Al otro lado de la plaza, nos aventuramos por un callejón con nuestras últimas esperanzas de hallar algún lugar donde descansar y, por fortuna, encontramos una posada tan mal situada y desgastada que debe ser económica por necesidad. Un cartel medio caído con la pintura descascarillada de un león rugiendo, la identifica como Paradiso. Aunque dudo que quien le puso el nombre sepa lo que significa.

Atamos nuestras monturas en la caballeriza del lugar y entramos por la entrada lateral. Nos da la bienvenida un comedor cuyas paredes blancas lucen manchas de humedad y…¿eso son manchas de sangre? Prefiero no responderme. Aquí la iluminación retrocede a las lámparas de gas, llenando el comedor con una luz titilante y suave.

Entretanto la gente baila embriagada entre las mesas de madera desgastada por el tiempo, algunos incluso sobre ellas. Las risas y los balbuceos se mezclan con el agobiante aroma del licor. Violet, sin embargo, no parece afectada. Se aproxima a la barra y solicita hablar con el propietario a un hombre de cabellos plateados, párpados caídos y una panza que sobresale de su pantalón. Mientras limpia una jarra con un paño sucio, él responde después de escupir al fondo del vaso y continuar frotando.

—Soy yo, Enzo. ¿Qué desean ustedes?

Violet le mira con disgusto antes de responder.

—Un cuarto, no, dos, lo más alejados posible. Si están cada uno a un extremo mejor.

—Perfecto. ¿No desean antes una cerveza? Les obsequio la primera ronda.

Observo con repugnancia cómo continúa restregando su saliva por el vaso en un intento de limpiarlo. Permito que Violeta hable, pues si abro la boca, temo que vomitaré.

—Yo no bebo, gracias. Él sí.

Para colmo, me señala. No, ni en sueños. Debo responder rápido:

—Soy menor de edad, no haga caso a sus palabras.

—Pero decías que eras mayor de edad y que no eras un niño, ¿verdad? —comenta Violet, empeorando la situación—. En todo caso se la guardaría hasta su cumpleaños, me parece que tampoco le queda mucho.

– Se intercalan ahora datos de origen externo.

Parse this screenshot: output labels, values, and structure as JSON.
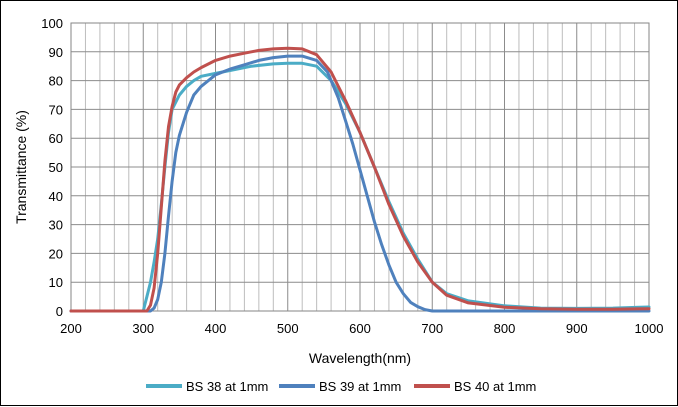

—No se preocupe —responde Enzo—. La conservaré hasta su cumpleaños entonces.

—No hace falta —digo con una sonrisa forzada.

Noto a Violet riéndose con supuesta discreción. El tabernero colma la jarra de cerveza una vez “limpia” y se la sirve a uno que estaba aguardando en la barra. Luego toma un cuaderno con las hojas arrugadas, donde se detallan los aposentos ocupados y los nombres de los huéspedes, algunos con la tinta deslizada.

—Veamos, solo cuento con un cuarto disponible. Individual. Deberéis apretujaros como podáis.

No puede hablar en serio, Violet y yo nos asomamos al cuaderno buscando con la mirada algún cuarto libre que se le haya pasado, pero todos están ocupados. Debí suponer que con mi mal augurio esto pasaría.

—¿Nadie se va a ir? —pregunta Violet desesperada.

—Dentro de unos días esto se vaciará y tendréis otro cuarto disponible.

—Gracias, ¿y cuánto costaría rentar dos?

—350 daeles por día.

Violet extrae un saquito con monedas de su bolsa de cuero, las cuenta en voz baja y niega con la cabeza. Al parecer, la suma no es suficiente y, con las escasas monedas que mi madre me ha dejado, tampoco alcanza.